The majority of open source software today already supports Arm, and thus is supported on  the Grace CPU. Similarly, any software optimizations and porting done on the Grace CPU also work on the rest of the Arm Neoverse software ecosystem. 

NVIDIA continues to work with developers and partners in the Arm ecosystem and is committed to ensure that open-source compilers, libraries, frameworks, tools, and applications fully leverage Arm Neoverse-based CPUs, like the Grace CPU.

Many cloud-native and commercial ISV applications already provide optimized executables for Arm. The Arm Developer Hub provides a showcase of selected software packages for AI, cloud, data center, 5G, networking, and edge. This hub also provides guidance on how to migrate applications to Arm.  

This ecosystem is enabled by Arm standards, such as the Arm Server Base System Architecture (SBSA) and the Base Boot Requirements (BBR) of the Arm SystemReady Certification Program. 

NVIDIA software supports the Arm ecosystem

Arm has invested for decades in the software ecosystem. You can innovate and know that the software not only just works but is optimized for Arm.
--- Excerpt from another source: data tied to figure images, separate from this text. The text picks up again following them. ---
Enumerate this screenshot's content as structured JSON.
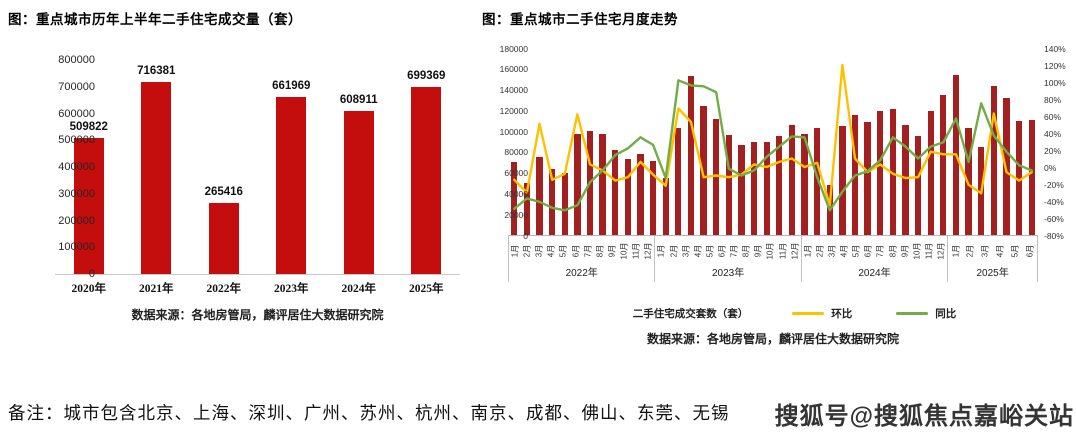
{
  "note": {
    "text": "备注：城市包含北京、上海、深圳、广州、苏州、杭州、南京、成都、佛山、东莞、无锡"
  },
  "watermark": {
    "text": "搜狐号@搜狐焦点嘉峪关站"
  },
  "chart_data": [
    {
      "type": "bar",
      "title": "图：重点城市历年上半年二手住宅成交量（套）",
      "categories": [
        "2020年",
        "2021年",
        "2022年",
        "2023年",
        "2024年",
        "2025年"
      ],
      "values": [
        509822,
        716381,
        265416,
        661969,
        608911,
        699369
      ],
      "ylim": [
        0,
        800000
      ],
      "ytick_step": 100000,
      "bar_color": "#c40d0d",
      "grid": false,
      "source": "数据来源：各地房管局，麟评居住大数据研究院"
    },
    {
      "type": "combo_bar_line",
      "title": "图：重点城市二手住宅月度走势",
      "years": [
        {
          "label": "2022年",
          "months": 12
        },
        {
          "label": "2023年",
          "months": 12
        },
        {
          "label": "2024年",
          "months": 12
        },
        {
          "label": "2025年",
          "months": 6
        }
      ],
      "months": [
        "1月",
        "2月",
        "3月",
        "4月",
        "5月",
        "6月",
        "7月",
        "8月",
        "9月",
        "10月",
        "11月",
        "12月"
      ],
      "left_ylim": [
        0,
        180000
      ],
      "left_ytick_step": 20000,
      "right_ylim": [
        -80,
        140
      ],
      "right_ytick_step": 20,
      "right_unit": "%",
      "grid": false,
      "legend_position": "bottom",
      "series": [
        {
          "name": "二手住宅成交套数（套）",
          "type": "bar",
          "axis": "left",
          "color": "#a32020",
          "values": [
            70000,
            50000,
            75000,
            64000,
            60000,
            97000,
            100000,
            97000,
            82000,
            73000,
            78000,
            71000,
            55000,
            103000,
            153000,
            124000,
            112000,
            96000,
            87000,
            90000,
            90000,
            95000,
            106000,
            97000,
            103000,
            48000,
            105000,
            116000,
            109000,
            119000,
            121000,
            106000,
            95000,
            119000,
            135000,
            154000,
            103000,
            85000,
            143000,
            132000,
            110000,
            111000
          ]
        },
        {
          "name": "环比",
          "type": "line",
          "axis": "right",
          "color": "#ffc000",
          "values": [
            -15,
            -30,
            51,
            -15,
            -8,
            62,
            3,
            -4,
            -16,
            -12,
            6,
            -9,
            -22,
            69,
            53,
            -12,
            -10,
            -12,
            -9,
            3,
            0,
            6,
            10,
            0,
            5,
            -45,
            120,
            10,
            -6,
            3,
            -8,
            -13,
            -12,
            18,
            15,
            15,
            -21,
            -31,
            63,
            -6,
            -16,
            -6
          ]
        },
        {
          "name": "同比",
          "type": "line",
          "axis": "right",
          "color": "#70ad47",
          "values": [
            -49,
            -37,
            -41,
            -48,
            -51,
            -45,
            -18,
            -4,
            14,
            22,
            35,
            26,
            -13,
            102,
            96,
            95,
            88,
            -2,
            -10,
            -4,
            12,
            24,
            36,
            35,
            -12,
            -51,
            -29,
            -10,
            -5,
            8,
            35,
            24,
            10,
            24,
            29,
            57,
            6,
            75,
            37,
            18,
            2,
            -4
          ]
        }
      ],
      "source": "数据来源：各地房管局，麟评居住大数据研究院"
    }
  ]
}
The NVIDIA software ecosystem also takes advantage of decades of work in accelerated computing and has now been optimized for Arm:

  • The NVIDIA HPC SDK and every CUDA component have Arm-native installers and containers
  • The NVIDIA container ecosystem of NVIDIA NIM microservices and NGC provides deep learning, machine learning, and HPC containers optimized for Arm. NVIDIA NIM enhances inference performance, enabling high-throughput and low-latency AI at scale. 
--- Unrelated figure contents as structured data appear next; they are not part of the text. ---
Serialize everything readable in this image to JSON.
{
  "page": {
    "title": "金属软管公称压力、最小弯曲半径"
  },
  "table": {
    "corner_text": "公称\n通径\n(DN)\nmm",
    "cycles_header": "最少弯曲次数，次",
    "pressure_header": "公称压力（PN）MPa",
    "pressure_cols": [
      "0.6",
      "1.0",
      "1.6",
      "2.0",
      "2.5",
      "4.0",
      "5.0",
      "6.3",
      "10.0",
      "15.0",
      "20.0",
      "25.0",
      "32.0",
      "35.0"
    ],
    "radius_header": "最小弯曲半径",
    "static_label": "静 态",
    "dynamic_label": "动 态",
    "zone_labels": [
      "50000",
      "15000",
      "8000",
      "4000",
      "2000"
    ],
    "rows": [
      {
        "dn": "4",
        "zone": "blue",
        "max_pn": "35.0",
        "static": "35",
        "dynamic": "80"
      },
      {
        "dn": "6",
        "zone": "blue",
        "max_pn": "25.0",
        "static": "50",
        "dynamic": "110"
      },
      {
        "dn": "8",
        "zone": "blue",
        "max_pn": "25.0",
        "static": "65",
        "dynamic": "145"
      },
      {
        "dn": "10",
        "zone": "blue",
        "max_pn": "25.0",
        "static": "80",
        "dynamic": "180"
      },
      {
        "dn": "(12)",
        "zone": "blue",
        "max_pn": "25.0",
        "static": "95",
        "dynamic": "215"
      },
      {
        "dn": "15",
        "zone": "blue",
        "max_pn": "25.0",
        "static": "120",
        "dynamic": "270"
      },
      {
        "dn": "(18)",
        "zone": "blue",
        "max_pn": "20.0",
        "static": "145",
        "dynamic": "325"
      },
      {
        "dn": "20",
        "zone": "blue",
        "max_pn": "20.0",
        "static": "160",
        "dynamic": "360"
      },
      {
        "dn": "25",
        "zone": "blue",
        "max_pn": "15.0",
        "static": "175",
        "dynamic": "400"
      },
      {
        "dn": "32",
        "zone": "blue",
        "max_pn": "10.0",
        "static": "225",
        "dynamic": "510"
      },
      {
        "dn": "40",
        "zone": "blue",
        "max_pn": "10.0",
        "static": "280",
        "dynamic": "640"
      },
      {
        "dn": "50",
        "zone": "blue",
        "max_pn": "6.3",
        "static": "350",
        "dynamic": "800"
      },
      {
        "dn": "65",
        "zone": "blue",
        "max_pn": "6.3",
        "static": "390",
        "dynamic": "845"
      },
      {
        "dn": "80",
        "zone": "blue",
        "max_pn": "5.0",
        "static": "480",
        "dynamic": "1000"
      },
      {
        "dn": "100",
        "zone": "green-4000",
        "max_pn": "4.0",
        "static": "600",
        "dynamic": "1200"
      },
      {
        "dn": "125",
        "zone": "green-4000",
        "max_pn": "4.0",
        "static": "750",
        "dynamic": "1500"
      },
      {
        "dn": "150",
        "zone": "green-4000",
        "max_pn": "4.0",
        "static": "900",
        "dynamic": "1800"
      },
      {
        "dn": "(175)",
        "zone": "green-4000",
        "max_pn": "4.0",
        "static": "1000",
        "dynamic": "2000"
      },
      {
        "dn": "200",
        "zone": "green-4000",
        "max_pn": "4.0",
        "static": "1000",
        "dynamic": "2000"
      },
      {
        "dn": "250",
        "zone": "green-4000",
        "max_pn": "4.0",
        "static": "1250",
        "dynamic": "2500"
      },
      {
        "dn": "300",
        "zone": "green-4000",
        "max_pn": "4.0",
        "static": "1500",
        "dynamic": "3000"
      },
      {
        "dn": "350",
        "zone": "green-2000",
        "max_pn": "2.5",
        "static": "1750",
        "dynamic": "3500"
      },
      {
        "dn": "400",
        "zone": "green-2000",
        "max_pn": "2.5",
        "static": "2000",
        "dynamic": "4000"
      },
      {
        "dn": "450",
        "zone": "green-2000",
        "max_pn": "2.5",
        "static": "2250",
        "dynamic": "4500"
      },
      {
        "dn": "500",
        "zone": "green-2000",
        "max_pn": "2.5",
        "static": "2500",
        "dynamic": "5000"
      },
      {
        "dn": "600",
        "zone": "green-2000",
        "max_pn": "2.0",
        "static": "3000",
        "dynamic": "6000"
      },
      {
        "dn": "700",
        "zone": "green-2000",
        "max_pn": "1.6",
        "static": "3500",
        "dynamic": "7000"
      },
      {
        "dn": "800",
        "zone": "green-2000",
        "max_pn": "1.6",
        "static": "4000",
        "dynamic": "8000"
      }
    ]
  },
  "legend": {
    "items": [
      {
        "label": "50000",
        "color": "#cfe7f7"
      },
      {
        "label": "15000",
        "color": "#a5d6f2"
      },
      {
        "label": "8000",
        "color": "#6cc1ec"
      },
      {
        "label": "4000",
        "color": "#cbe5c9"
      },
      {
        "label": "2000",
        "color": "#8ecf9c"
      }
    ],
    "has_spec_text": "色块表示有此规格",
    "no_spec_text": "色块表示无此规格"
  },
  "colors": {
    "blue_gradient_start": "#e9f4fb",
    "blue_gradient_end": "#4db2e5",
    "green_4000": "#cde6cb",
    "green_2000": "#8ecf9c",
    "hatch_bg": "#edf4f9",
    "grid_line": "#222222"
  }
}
NVIDIA is also expanding its software ecosystem for Arm CPUs. NVIDIA previously launched a new suite of high performance math libraries for Arm CPUs called NVIDIA Performance Libraries (NVPL). These libraries implement standard APIs, making their adoption an easy drop-in replacement from x86 at the linking stage. 
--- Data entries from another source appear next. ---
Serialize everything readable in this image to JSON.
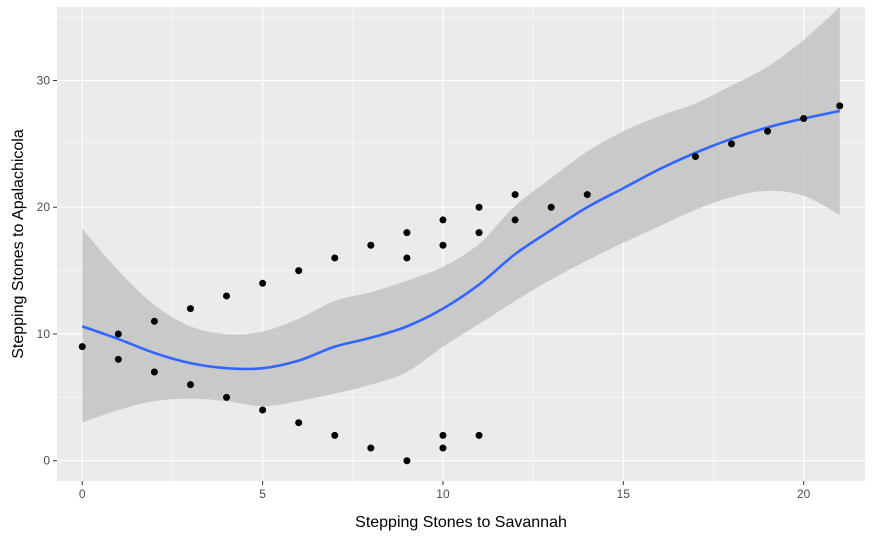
{
  "chart_data": {
    "type": "scatter",
    "title": "",
    "xlabel": "Stepping Stones to Savannah",
    "ylabel": "Stepping Stones to Apalachicola",
    "xlim": [
      -0.7,
      21.7
    ],
    "ylim": [
      -1.6,
      35.8
    ],
    "x_ticks": [
      0,
      5,
      10,
      15,
      20
    ],
    "y_ticks": [
      0,
      10,
      20,
      30
    ],
    "x_tick_labels": [
      "0",
      "5",
      "10",
      "15",
      "20"
    ],
    "y_tick_labels": [
      "0",
      "10",
      "20",
      "30"
    ],
    "grid": true,
    "legend": "none",
    "points": [
      {
        "x": 0,
        "y": 9
      },
      {
        "x": 1,
        "y": 10
      },
      {
        "x": 1,
        "y": 8
      },
      {
        "x": 2,
        "y": 11
      },
      {
        "x": 2,
        "y": 7
      },
      {
        "x": 3,
        "y": 12
      },
      {
        "x": 3,
        "y": 6
      },
      {
        "x": 4,
        "y": 13
      },
      {
        "x": 4,
        "y": 5
      },
      {
        "x": 5,
        "y": 14
      },
      {
        "x": 5,
        "y": 4
      },
      {
        "x": 6,
        "y": 15
      },
      {
        "x": 6,
        "y": 3
      },
      {
        "x": 7,
        "y": 16
      },
      {
        "x": 7,
        "y": 2
      },
      {
        "x": 8,
        "y": 17
      },
      {
        "x": 8,
        "y": 1
      },
      {
        "x": 9,
        "y": 18
      },
      {
        "x": 9,
        "y": 16
      },
      {
        "x": 9,
        "y": 0
      },
      {
        "x": 10,
        "y": 19
      },
      {
        "x": 10,
        "y": 17
      },
      {
        "x": 10,
        "y": 2
      },
      {
        "x": 10,
        "y": 1
      },
      {
        "x": 11,
        "y": 20
      },
      {
        "x": 11,
        "y": 18
      },
      {
        "x": 11,
        "y": 2
      },
      {
        "x": 12,
        "y": 21
      },
      {
        "x": 12,
        "y": 19
      },
      {
        "x": 13,
        "y": 20
      },
      {
        "x": 14,
        "y": 21
      },
      {
        "x": 17,
        "y": 24
      },
      {
        "x": 18,
        "y": 25
      },
      {
        "x": 19,
        "y": 26
      },
      {
        "x": 20,
        "y": 27
      },
      {
        "x": 21,
        "y": 28
      }
    ],
    "smooth": {
      "method": "loess",
      "x": [
        0,
        1,
        2,
        3,
        4,
        5,
        6,
        7,
        8,
        9,
        10,
        11,
        12,
        13,
        14,
        15,
        16,
        17,
        18,
        19,
        20,
        21
      ],
      "y": [
        10.6,
        9.6,
        8.5,
        7.7,
        7.3,
        7.3,
        7.9,
        9.0,
        9.7,
        10.6,
        12.0,
        13.9,
        16.3,
        18.2,
        20.0,
        21.5,
        23.0,
        24.3,
        25.4,
        26.3,
        27.0,
        27.6
      ],
      "lower": [
        3.0,
        4.0,
        4.7,
        4.9,
        4.7,
        4.3,
        4.7,
        5.3,
        6.0,
        7.0,
        9.0,
        10.8,
        12.6,
        14.3,
        15.8,
        17.2,
        18.5,
        19.8,
        20.8,
        21.3,
        20.9,
        19.4
      ],
      "upper": [
        18.3,
        15.0,
        12.3,
        10.6,
        10.0,
        10.2,
        11.2,
        12.6,
        13.3,
        14.2,
        15.3,
        17.1,
        20.1,
        22.3,
        24.4,
        26.0,
        27.2,
        28.2,
        29.6,
        31.1,
        33.2,
        35.8
      ]
    },
    "colors": {
      "panel_background": "#ebebeb",
      "grid_major": "#ffffff",
      "points": "#000000",
      "line": "#3366ff",
      "ribbon": "#bdbdbd",
      "tick_text": "#4d4d4d",
      "tick_mark": "#333333"
    }
  }
}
Similarly, math libraries such as the Arm’s Performance Library (ArmPL) are also tuned to maximize the performance of the Grace CPU in addition to any other Arm CPU. For example, Arm has shared how ArmPL Sparse can be used in a similar fashion to x86. ArmPL has similar APIs to those of the x86 math libraries, which means that developing a wrapper may require nothing more than just a few API changes in the code. 

NVIDIA is an active participant in the open-source software communities like those for GCC and LLVM compilers. If you don’t want to wait for these regular releases and want to build code that performs optimally on the Grace CPU, the latest optimizations are also made available through the Clang distribution.

Seamlessly moving your software to Arm

The Arm software ecosystem is large and growing, with hundreds of open source projects and commercial ISVs already supporting the Arm architecture. If your application is not yet supported, you may need to just recompile the source code. There are a variety of tools available to help you do so:

For more information about application porting and optimization, see the NVIDIA Grace Performance Tuning Guide. It includes instructions for setting up and optimizing performance on the Grace CPU. It also provides high-level developer guidance on Arm SIMD programming, the Arm memory model, and other details. Use this guide to help you realize the best possible performance for your particular NVIDIA Grace system.

A diagram shows an arrow with four steps: Reuse (NGC, Linux distros); ID Dependencies & Recompile (GCC, LLVM, NVIDIA Compiler, Spack or EasyBuild); Run (high-core count, threads-per-process, update tests); and Optimize (NVPL, NVIDIA Nsight, ArmPL/ArmCL, Arm Forge, Perf, PAPI, TAU, Score-P, and so on).
Figure 1. Running software on the Grace CPU uses the same process to optimize as for any other CPU

Summary

The NVIDIA Grace CPU is designed for the modern data center with 72 high-performance Arm Neoverse V2 cores, an NVIDIA-designed high-bandwidth SCF to maximize performance and high-bandwidth low-power memory. It can deliver up to 2x the performance in the same power envelope as leading traditional x86 CPUs. 

The NVIDIA Grace CPU is a standards-based Arm SBSA design that works just like any other CPU and is fully compatible with the broad Arm software ecosystem.